第20話

 葉月は気持ちを整理しようと、駅ビルの中にあるコーヒーショップに立ち寄った。狭いカウンター席に座って、ぼんやり考えながら珈琲を飲む。


(お父様、怖い顔をしていた)

(もしも竹内の元社長と争いを始めたらどうしよう)

(それに、上屋敷くんは竹内元社長と何を話していたんだろう)

(もし、また、上屋敷くんと竹内元社長が、お父様の仕事を奪おうとしていたら……)


 嫌だ。

 全部、嫌。

 今の生活が壊れるのは嫌だ。

 嫌な気持ちごと珈琲を飲みこんだところで、葉月の隣にぽっちゃりとした男性が腰かける。横目で隣をちらりと見た葉月は、目を疑った。


(え、竹内元社長?)


 そこに座ったのは、さっきまで秀と話をしていた竹内だった。話が終わって帰るところなのだろう。驚きすぎて、目が離せない。

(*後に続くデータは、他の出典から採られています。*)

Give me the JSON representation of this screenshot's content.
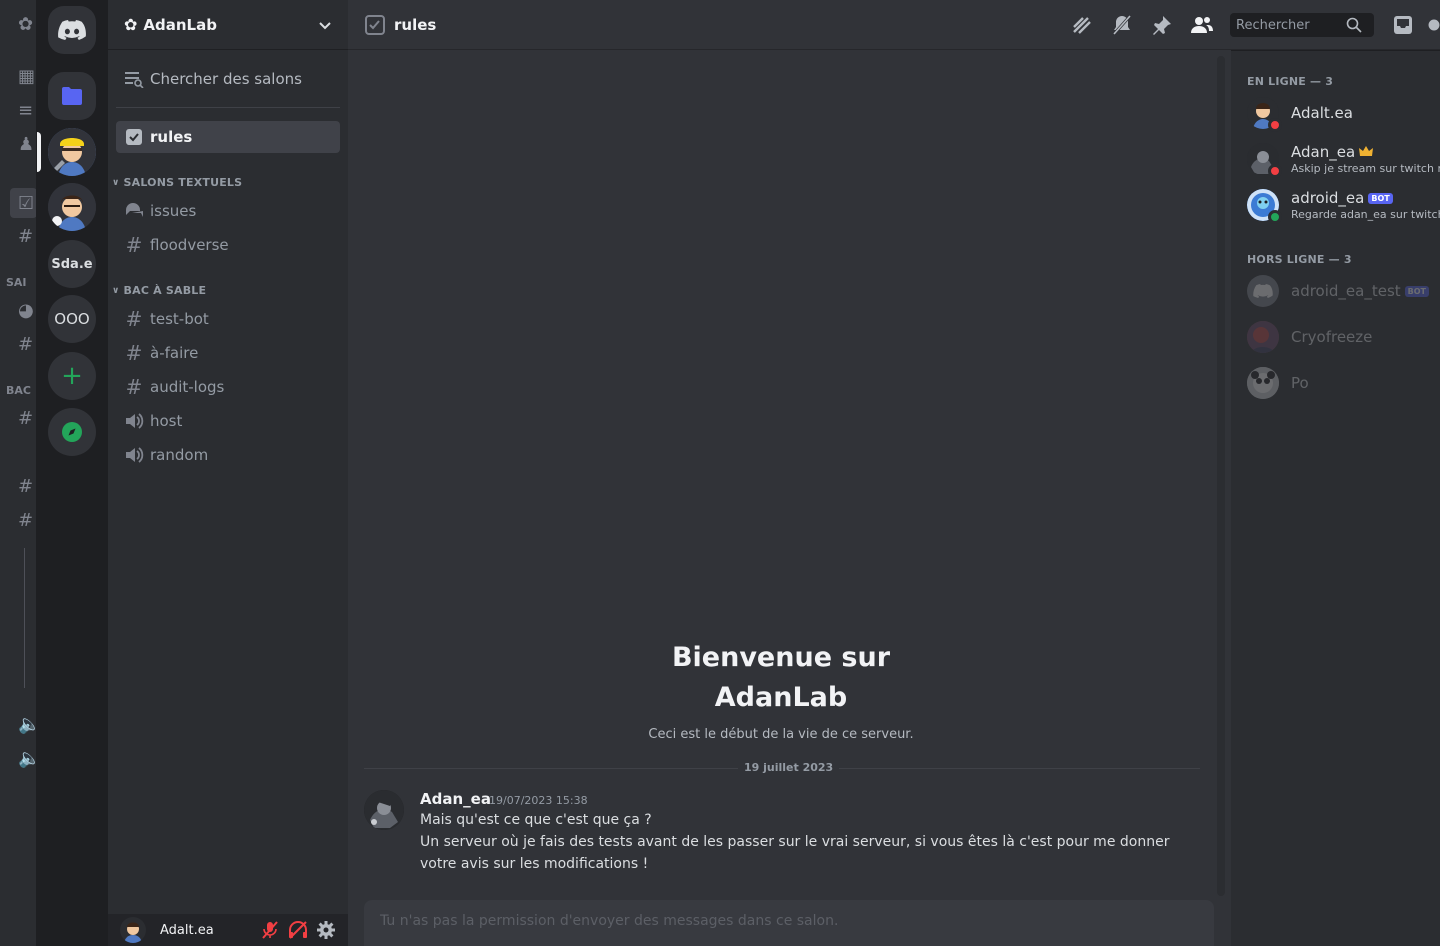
{
  "ghost": {
    "labels": [
      "SAI",
      "BAC"
    ]
  },
  "rail": {
    "servers": [
      {
        "text": "Sda.e"
      },
      {
        "text": "OOO"
      }
    ]
  },
  "guild": {
    "name": "AdanLab"
  },
  "sidebar": {
    "browse_label": "Chercher des salons",
    "active_channel": "rules",
    "categories": [
      {
        "label": "SALONS TEXTUELS",
        "channels": [
          {
            "name": "issues",
            "icon": "forum-icon"
          },
          {
            "name": "floodverse",
            "icon": "hash-icon"
          }
        ]
      },
      {
        "label": "BAC À SABLE",
        "channels": [
          {
            "name": "test-bot",
            "icon": "hash-icon"
          },
          {
            "name": "à-faire",
            "icon": "hash-icon"
          },
          {
            "name": "audit-logs",
            "icon": "hash-icon"
          },
          {
            "name": "host",
            "icon": "speaker-icon"
          },
          {
            "name": "random",
            "icon": "speaker-icon"
          }
        ]
      }
    ]
  },
  "user_panel": {
    "username": "Adalt.ea"
  },
  "topbar": {
    "channel": "rules",
    "search_placeholder": "Rechercher"
  },
  "welcome": {
    "title_line1": "Bienvenue sur",
    "title_line2": "AdanLab",
    "subtitle": "Ceci est le début de la vie de ce serveur."
  },
  "date_divider": "19 juillet 2023",
  "message": {
    "author": "Adan_ea",
    "timestamp": "19/07/2023 15:38",
    "lines": [
      "Mais qu'est ce que c'est que ça ?",
      "Un serveur où je fais des tests avant de les passer sur le vrai serveur, si vous êtes là c'est pour me donner",
      "votre avis sur les modifications !"
    ]
  },
  "composer_placeholder": "Tu n'as pas la permission d'envoyer des messages dans ce salon.",
  "members": {
    "online_header": "EN LIGNE — 3",
    "offline_header": "HORS LIGNE — 3",
    "online": [
      {
        "name": "Adalt.ea",
        "activity": "",
        "status": "dnd",
        "bot": false,
        "crown": false
      },
      {
        "name": "Adan_ea",
        "activity": "Askip je stream sur twitch ma",
        "status": "dnd",
        "bot": false,
        "crown": true
      },
      {
        "name": "adroid_ea",
        "activity": "Regarde adan_ea sur twitch",
        "status": "online",
        "bot": true,
        "crown": false
      }
    ],
    "offline": [
      {
        "name": "adroid_ea_test",
        "bot": true
      },
      {
        "name": "Cryofreeze",
        "bot": false
      },
      {
        "name": "Po",
        "bot": false
      }
    ],
    "bot_label": "BOT"
  },
  "colors": {
    "accent": "#5865f2",
    "dnd": "#f23f43",
    "online": "#23a55a",
    "crown": "#f0b232"
  }
}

「なんですかな、お嬢さん。ボクの顔に何かついてます?」


 気付いた竹内が葉月の顔を覗き込む。


「あ、いえ。すみません」

「ん? ……やや? あなたもしや、源のお嬢さんでは?」

「えっ」


 竹内はなぜか葉月のことを知っていた。会ったことなど一度も無いはずなのに。


「いやはや、葉月嬢! これは運命の出会いですね!」

「え、いや、なんで、名前……」


 この男はなんなのだろう。葉月は薄気味悪く感じる。


「あの、どうして私の事を?」


 駅ビル内の狭いコーヒーショップ。葉月は至近距離に座る竹内に、恐る恐る尋ねた。竹内は甘そうなフローズンドリンクを片手に、ニヤリと歯をむき出して笑う。


「ボクと葉月嬢は運命で結ばれてるからさ! 当然、何でも知ってるんだよねぇ」


 ぞわっ、と、葉月は全身に鳥肌が立った。「運命」だなんて気持ち悪い。初対面で言って良い言葉ではないはずだ。


「あ、葉月嬢。その顔はボクたちの運命を信じていないのカナ?」


 顔を引きつらせる葉月に対し、竹内が身を乗り出す。葉月は思わず身を引いた。


「笑ってよ、葉月嬢。本当ならキミは今頃、ボクの赤ちゃんを産んでたんだよ。何人かな? 3人が良いかな?」

「はい?!」


 竹内はぽっちゃりした頬を揺らし、ニタニタ笑う。


(あ、赤ちゃん?!)


 気持ち悪い。

 気持ち悪い!

 気持ち悪い!!


 脂肪たっぷりの竹内が、ただただ気持ち悪い!


「やめてください! なんなんですか、一体!」

「何って、酷いなあ葉月嬢は。それが『夫』になるはずだった相手に言う言葉かな?」


 竹内は葉月の手に自分の手を重ねた。